Thanks for the kind words if you’re talking about me! 16 credits with soc and psyc is keeping me pretty busy but if you want to tie with you going out and me coming in I got to keep after it!! Looks like you have been keeping pretty busy and knocking out some of those projects!! Talk to ya later. Dave

Grumpyunk said...

Any way you can come up w/ a CNC machine in the time remaining? Your ass would be awesome w/ one of those in the shop.

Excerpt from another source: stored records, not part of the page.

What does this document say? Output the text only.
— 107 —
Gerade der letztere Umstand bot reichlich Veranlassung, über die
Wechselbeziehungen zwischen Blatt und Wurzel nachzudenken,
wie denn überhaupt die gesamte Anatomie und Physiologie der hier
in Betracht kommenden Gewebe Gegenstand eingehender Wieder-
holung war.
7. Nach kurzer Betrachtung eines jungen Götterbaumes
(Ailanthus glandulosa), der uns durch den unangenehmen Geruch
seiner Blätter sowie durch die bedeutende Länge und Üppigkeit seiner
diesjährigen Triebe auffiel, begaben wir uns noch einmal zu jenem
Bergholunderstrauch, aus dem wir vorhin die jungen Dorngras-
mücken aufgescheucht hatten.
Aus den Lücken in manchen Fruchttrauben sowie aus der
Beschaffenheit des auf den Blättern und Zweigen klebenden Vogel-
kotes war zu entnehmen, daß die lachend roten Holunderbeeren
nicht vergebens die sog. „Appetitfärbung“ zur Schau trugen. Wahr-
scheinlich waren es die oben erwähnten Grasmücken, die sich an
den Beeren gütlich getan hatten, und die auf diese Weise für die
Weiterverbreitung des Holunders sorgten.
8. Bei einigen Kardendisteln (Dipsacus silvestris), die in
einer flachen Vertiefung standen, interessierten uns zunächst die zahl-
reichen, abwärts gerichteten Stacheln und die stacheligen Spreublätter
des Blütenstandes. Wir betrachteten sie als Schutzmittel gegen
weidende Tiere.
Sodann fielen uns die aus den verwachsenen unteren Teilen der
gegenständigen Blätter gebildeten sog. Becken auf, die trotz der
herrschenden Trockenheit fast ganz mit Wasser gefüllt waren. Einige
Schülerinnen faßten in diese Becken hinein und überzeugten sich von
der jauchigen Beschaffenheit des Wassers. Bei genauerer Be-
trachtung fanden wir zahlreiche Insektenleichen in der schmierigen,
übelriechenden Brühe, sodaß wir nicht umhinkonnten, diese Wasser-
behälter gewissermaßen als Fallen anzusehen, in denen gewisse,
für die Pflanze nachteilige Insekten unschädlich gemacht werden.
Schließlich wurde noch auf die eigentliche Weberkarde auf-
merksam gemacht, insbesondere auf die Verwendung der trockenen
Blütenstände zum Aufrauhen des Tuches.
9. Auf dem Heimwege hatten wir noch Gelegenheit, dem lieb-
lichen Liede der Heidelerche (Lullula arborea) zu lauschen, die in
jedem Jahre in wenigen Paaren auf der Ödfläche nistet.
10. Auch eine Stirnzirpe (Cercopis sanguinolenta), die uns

"Do the maximum of what I want done.
Have as much fun as possible while staying under the radar." - Yep. Great LIFE plan & not just retirement.

Shop Teacher Bob said...

leroy99: I'm talking about you, sport. You keep taking classes and we'll get the race to the finish line synchronized. I just don't want to drag up and have them close the program because they can't find a replacement.

Unk: Not much chance for a CNC. I had access to one at the old school and I made some cool stuff but I'm looking to retire, not go into production - just lay around the shack and pick shit with the chickens.